UAW leaders may be making an issue with the battery plants. The battery plants being built by the Big Three do not fall under the national contract agreements with the UAW. Even if there is some agreement with the UAW leaders, so what? If workers are laid off in an engine plant in Michigan, for example, what good is it if they are allowed to transfer to a job in a battery plant down South? These battery plants are not being built in the same city or even the same state where the old plants are.

Auto workers need jobs where they live; they need jobs that provide a decent standard of living; they need jobs and wages that will be there for their children and the next generation. Over the past couple of decades, auto companies cut wages and hundreds of thousands of jobs by outsourcing most of their production to supposedly “independent” auto parts companies, paying lower wages. Auto companies have eliminated thousands of jobs by speed-up—getting more work out of fewer people. Did these jobs just disappear in the air?

During these decades of job loss and wage concessions, there was little resistance by auto workers and their unions. In 2019, there was finally a strike at GM—the first companywide strike at the Big Three in 43 years.

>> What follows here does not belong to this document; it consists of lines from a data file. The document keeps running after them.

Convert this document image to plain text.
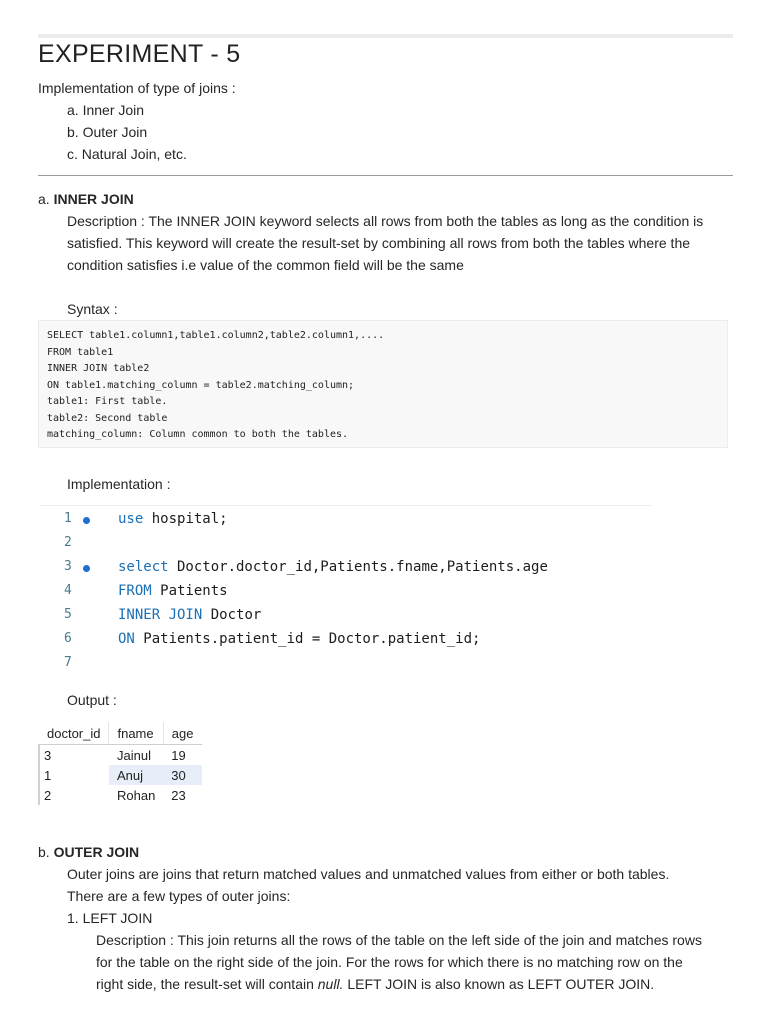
EXPERIMENT - 5
Implementation of type of joins :
a. Inner Join
b. Outer Join
c. Natural Join, etc.
a. INNER JOIN
Description : The INNER JOIN keyword selects all rows from both the tables as long as the condition is
satisfied. This keyword will create the result-set by combining all rows from both the tables where the
condition satisfies i.e value of the common field will be the same
Syntax :
SELECT table1.column1,table1.column2,table2.column1,....
FROM table1
INNER JOIN table2
ON table1.matching_column = table2.matching_column;
table1: First table.
table2: Second table
matching_column: Column common to both the tables.
Implementation :
1	use hospital;
2
3	select Doctor.doctor_id,Patients.fname,Patients.age
4	FROM Patients
5	INNER JOIN Doctor
6	ON Patients.patient_id = Doctor.patient_id;
7
Output :
doctor_id	fname	age
3	Jainul	19
1	Anuj	30
2	Rohan	23
b. OUTER JOIN
Outer joins are joins that return matched values and unmatched values from either or both tables.
There are a few types of outer joins:
1. LEFT JOIN
Description : This join returns all the rows of the table on the left side of the join and matches rows
for the table on the right side of the join. For the rows for which there is no matching row on the
right side, the result-set will contain null. LEFT JOIN is also known as LEFT OUTER JOIN.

Today, some UAW auto workers are again engaged in a strike called by the union leaders. Both fights were limited—just in different ways. But that still can change.

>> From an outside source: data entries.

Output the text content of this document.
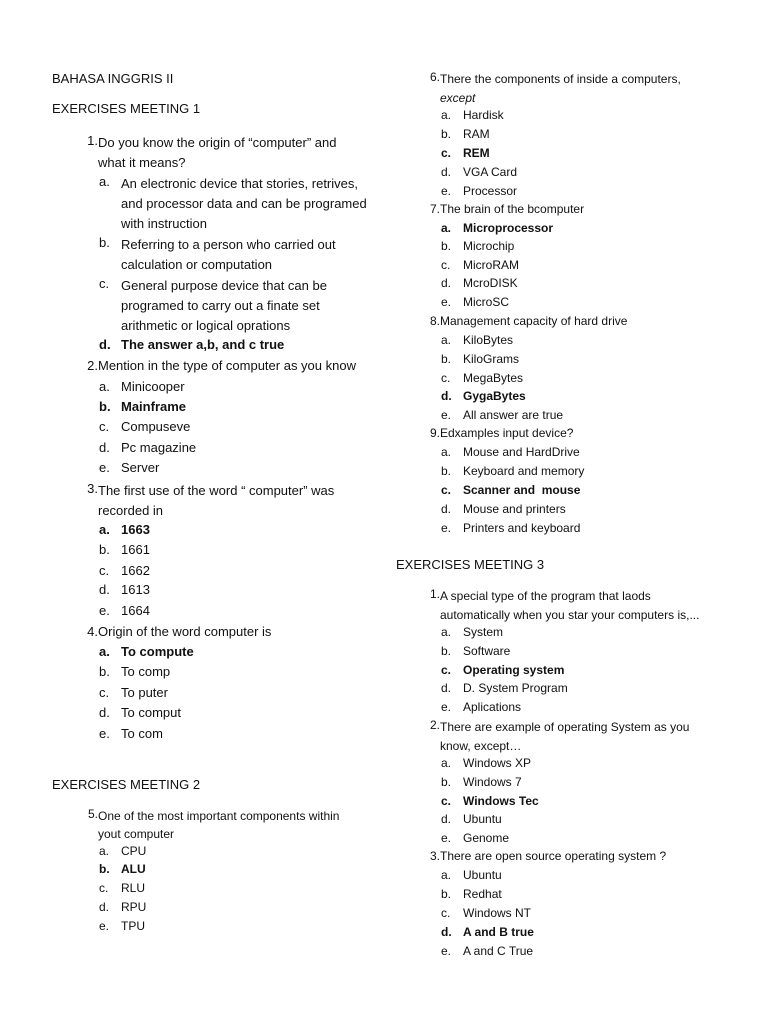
BAHASA INGGRIS II
EXERCISES MEETING 1
1. Do you know the origin of “computer” and
what it means?
a. An electronic device that stories, retrives,
and processor data and can be programed
with instruction
b. Referring to a person who carried out
calculation or computation
c. General purpose device that can be
programed to carry out a finate set
arithmetic or logical oprations
d. The answer a,b, and c true
2. Mention in the type of computer as you know
a. Minicooper
b. Mainframe
c. Compuseve
d. Pc magazine
e. Server
3. The first use of the word “ computer” was
recorded in
a. 1663
b. 1661
c. 1662
d. 1613
e. 1664
4. Origin of the word computer is
a. To compute
b. To comp
c. To puter
d. To comput
e. To com
EXERCISES MEETING 2
5. One of the most important components within
yout computer
a. CPU
b. ALU
c. RLU
d. RPU
e. TPU
6. There the components of inside a computers,
except
a. Hardisk
b. RAM
c. REM
d. VGA Card
e. Processor
7. The brain of the bcomputer
a. Microprocessor
b. Microchip
c. MicroRAM
d. McroDISK
e. MicroSC
8. Management capacity of hard drive
a. KiloBytes
b. KiloGrams
c. MegaBytes
d. GygaBytes
e. All answer are true
9. Edxamples input device?
a. Mouse and HardDrive
b. Keyboard and memory
c. Scanner and  mouse
d. Mouse and printers
e. Printers and keyboard
EXERCISES MEETING 3
1. A special type of the program that laods
automatically when you star your computers is,...
a. System
b. Software
c. Operating system
d. D. System Program
e. Aplications
2. There are example of operating System as you
know, except…
a. Windows XP
b. Windows 7
c. Windows Tec
d. Ubuntu
e. Genome
3. There are open source operating system ?
a. Ubuntu
b. Redhat
c. Windows NT
d. A and B true
e. A and C True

A fight can start over what happens at the battery plants. But the fight can also be over keeping jobs at the engine and transmission plants. When the companies say they don’t need as many gas-powered engines and transmissions, everyone can still be kept working on all the jobs eliminated in the past. The fight for jobs can be in the assembly plants by putting the jobs back to the way they used to be—where one person does the work of one person, not three or four people.

If all the 145,000 UAW workers at the Big Three were in the fight together, they could engage all the other auto workers, who have their own reasons to fight. All the hundreds of thousands of workers in the auto supplies plants. The many thousands of auto workers who work at Tesla, Volkswagen, Nissan, Hyundai, and all the other auto companies. All these auto workers are underpaid and overworked, too.

Any fight by auto workers for their jobs and their future goes up against the same Wall Street capitalists who own all of these auto companies and auto suppliers. What is needed is a class fight, a fight by all the auto workers and all workers, a fight to shake the whole system that exploits them all today.